From Wikipedia, the free encyclopedia

For other uses, see Ice cream (disambiguation).

Ice cream or gelato in Rome, Italy
Origin
Alternative name(s)	Gelato, sorbet, frozen custard
Details
Course	Dessert
Main ingredient(s)	Milk/cream, sugar
Variations	Strawberry, chocolate, vanilla, etc.

Ice cream (formerly and properly ice-cream, derived from earlier iced cream or cream ice^[1]) is a frozen dessert usually made from dairy products, such as milk and cream, and often combined with fruits or other ingredients and flavours. Most varieties contain sugar, although some are made with other sweeteners. In some cases, artificial flavourings and colourings are used in addition to, or instead of, the natural ingredients. The mixture of chosen ingredients is stirred slowly while cooling, in order to incorporate air and to prevent large ice crystals from forming. The result is a smoothly textured semi-solid foam that is malleable and can be scooped.
The meaning of the term "ice cream" varies from one country to another. Terms such as "frozen custard", "frozen yogurt", "sorbet", "gelato" and others are used to distinguish different varieties and styles. In some countries, such as the USA, the term "ice cream" applies only to a specific variety, and most governments regulate the commercial use of the various terms according to the relative quantities of the main ingredients.^[2] In other countries, such as Italy and Argentina, one word is used for all variants.
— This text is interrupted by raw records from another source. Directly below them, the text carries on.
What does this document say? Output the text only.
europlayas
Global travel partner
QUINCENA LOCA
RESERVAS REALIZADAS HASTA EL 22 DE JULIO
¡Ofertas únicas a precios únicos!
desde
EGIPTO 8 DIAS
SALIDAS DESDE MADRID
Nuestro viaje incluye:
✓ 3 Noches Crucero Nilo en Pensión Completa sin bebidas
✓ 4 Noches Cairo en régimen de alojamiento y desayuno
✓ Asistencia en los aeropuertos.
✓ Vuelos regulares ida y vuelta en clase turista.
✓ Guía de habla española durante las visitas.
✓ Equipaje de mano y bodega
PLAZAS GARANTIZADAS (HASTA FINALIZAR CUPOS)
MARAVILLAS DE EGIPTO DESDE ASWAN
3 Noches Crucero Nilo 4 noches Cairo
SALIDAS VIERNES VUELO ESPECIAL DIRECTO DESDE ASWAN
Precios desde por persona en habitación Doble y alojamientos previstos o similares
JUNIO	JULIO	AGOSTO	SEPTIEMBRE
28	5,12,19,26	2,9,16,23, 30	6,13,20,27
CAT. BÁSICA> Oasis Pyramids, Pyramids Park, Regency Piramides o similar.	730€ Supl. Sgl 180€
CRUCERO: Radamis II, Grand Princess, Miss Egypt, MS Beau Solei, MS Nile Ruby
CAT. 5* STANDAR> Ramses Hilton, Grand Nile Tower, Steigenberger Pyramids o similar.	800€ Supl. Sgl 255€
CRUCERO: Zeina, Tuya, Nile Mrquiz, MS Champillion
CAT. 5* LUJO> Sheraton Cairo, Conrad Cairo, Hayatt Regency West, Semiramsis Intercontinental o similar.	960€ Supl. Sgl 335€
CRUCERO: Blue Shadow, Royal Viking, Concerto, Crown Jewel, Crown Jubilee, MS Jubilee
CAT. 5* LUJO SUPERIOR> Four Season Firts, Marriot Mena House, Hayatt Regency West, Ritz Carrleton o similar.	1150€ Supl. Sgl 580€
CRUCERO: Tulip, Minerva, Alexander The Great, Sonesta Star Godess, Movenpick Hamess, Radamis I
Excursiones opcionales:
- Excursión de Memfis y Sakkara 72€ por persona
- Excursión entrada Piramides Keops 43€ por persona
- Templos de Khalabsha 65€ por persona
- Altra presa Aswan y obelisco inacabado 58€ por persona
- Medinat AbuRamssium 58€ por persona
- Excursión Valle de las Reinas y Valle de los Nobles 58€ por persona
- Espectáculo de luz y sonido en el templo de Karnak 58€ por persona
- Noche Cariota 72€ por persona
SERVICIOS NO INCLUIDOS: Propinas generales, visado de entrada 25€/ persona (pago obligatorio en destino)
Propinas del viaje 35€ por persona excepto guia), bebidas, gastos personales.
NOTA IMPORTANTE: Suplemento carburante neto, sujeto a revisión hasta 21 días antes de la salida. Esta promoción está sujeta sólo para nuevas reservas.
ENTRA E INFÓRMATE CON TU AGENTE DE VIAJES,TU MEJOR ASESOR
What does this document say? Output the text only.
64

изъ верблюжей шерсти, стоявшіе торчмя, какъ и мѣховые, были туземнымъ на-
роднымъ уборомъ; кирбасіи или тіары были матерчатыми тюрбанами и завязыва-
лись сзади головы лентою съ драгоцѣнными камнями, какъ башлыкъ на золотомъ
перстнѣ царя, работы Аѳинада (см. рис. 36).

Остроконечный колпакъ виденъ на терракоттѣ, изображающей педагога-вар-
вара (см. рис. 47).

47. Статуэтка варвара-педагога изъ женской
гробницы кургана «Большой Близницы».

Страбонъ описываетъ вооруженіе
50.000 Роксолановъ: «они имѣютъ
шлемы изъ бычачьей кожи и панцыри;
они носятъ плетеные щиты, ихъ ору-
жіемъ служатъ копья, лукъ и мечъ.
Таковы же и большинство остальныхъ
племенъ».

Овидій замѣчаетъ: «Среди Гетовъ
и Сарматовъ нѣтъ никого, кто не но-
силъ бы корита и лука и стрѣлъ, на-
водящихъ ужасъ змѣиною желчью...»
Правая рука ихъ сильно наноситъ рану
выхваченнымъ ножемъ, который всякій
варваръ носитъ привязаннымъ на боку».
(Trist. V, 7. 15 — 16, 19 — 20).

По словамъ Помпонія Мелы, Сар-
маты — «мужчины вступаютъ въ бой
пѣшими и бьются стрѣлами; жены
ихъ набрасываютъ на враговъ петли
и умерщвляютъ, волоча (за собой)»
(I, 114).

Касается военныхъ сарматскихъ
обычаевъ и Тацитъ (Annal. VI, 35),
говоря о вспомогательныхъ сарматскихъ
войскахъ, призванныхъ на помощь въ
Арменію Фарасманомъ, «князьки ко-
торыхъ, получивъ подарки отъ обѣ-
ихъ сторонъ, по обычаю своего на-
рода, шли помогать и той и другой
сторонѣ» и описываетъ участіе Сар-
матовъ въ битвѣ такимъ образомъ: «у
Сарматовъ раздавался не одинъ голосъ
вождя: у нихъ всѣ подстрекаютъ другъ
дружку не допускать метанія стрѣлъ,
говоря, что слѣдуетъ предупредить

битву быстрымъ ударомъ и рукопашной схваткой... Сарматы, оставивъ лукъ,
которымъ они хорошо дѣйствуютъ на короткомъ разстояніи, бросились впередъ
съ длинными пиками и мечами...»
Analogues made from dairy alternatives, such as goat's or sheep's milk, or milk substitutes, are available for those who are lactose intolerant, allergic to dairy protein, and/or vegan. Popular flavours of ice cream include vanilla, chocolate, coffee, strawberry, raspberry ripple, neapolitan and tutti frutti. It should be pointed out that vanilla ice cream is very frequently not made with true vanilla, but with vanilla flavouring; as vanilla is the second most expensive spice in the world after saffron, this helps to keep the market value of vanilla ice cream down.

Contents  [hide]  1 History 1.1 Precursors of ice cream 1.2 True ice cream 2 Production 3 Commercial delivery 4 Dietary 5 Ice cream around the world 6 Ice cream cone 7 Other frozen desserts 8 Cryogenic 9 See also 10 References 11 External links

History

Precursors of ice cream

An ice cream store in Damascus, Syria

In the Persian Empire, people would pour grape-juice concentrate over snow, in a bowl, and eat this as a treat, especially when the weather was hot. Snow would either be saved in the cool-keeping underground chambers known as "yakhchal", or taken from snowfall that remained at the top of mountains by the summer capital - Hagmatana, Ecbatana or Hamedan of today. In 400 BC, the Persians went further and invented a special chilled food, made of rose water and vermicelli, which was served to royalty during summers.^[3] The ice was mixed with saffron, fruits, and various other flavours.
Ancient civilizations have served ice for cold foods for thousands of years. The BBC reports that a frozen mixture of milk and rice was used in China around 200 BC.^[4] The Roman Emperor Nero (37–68) had ice brought from the mountains and combined it with fruit toppings. These were some early chilled delicacies.^[5]
Arabs were perhaps the first to use milk as a major ingredient in the production of ice cream. They sweetened it with sugar rather than fruit juices, and perfected means of commercial production. As early as the 10th century, ice cream was widespread among many of the Arab world's major cities, such as Baghdad, Damascus, and Cairo. It was produced from milk or cream, often with some yoghurt, and was flavoured with rosewater, dried fruits and nuts. It is believed that the recipe was based on older Ancient Arabian, Mesopotamian, Greek, or Roman recipes, which were, it is presumed, the first and precursors to Persian faloodeh.
Maguelonne Toussaint-Samat asserts, in her History of Food, that "the Chinese may be credited with inventing a device to make sorbets and ice cream. They poured a mixture of snow and saltpetre over the exteriors of containers filled with syrup, for, in the same way as salt raises the boiling-point of water, it lowers the freezing-point to below zero."^[6][7] (Toussaint does not provide historical documentation for this.) Some distorted accounts claim that in the age of Emperor Yingzong, Song Dynasty (960-1279) of China, a poem named "詠冰酪" (Ode to the ice cheese) was written by the poet Yang Wanli. Actually, this poem was named "詠酥” (Ode to the pastry; 酥 is a kind of food much like pastry in the Western world) and has nothing to do with ice cream.^[8] It has also been claimed that, in the Yuan Dynasty, Kublai Khan enjoyed ice cream and kept it a royal secret until Marco Polo visited China and took the technique of making ice cream to Italy.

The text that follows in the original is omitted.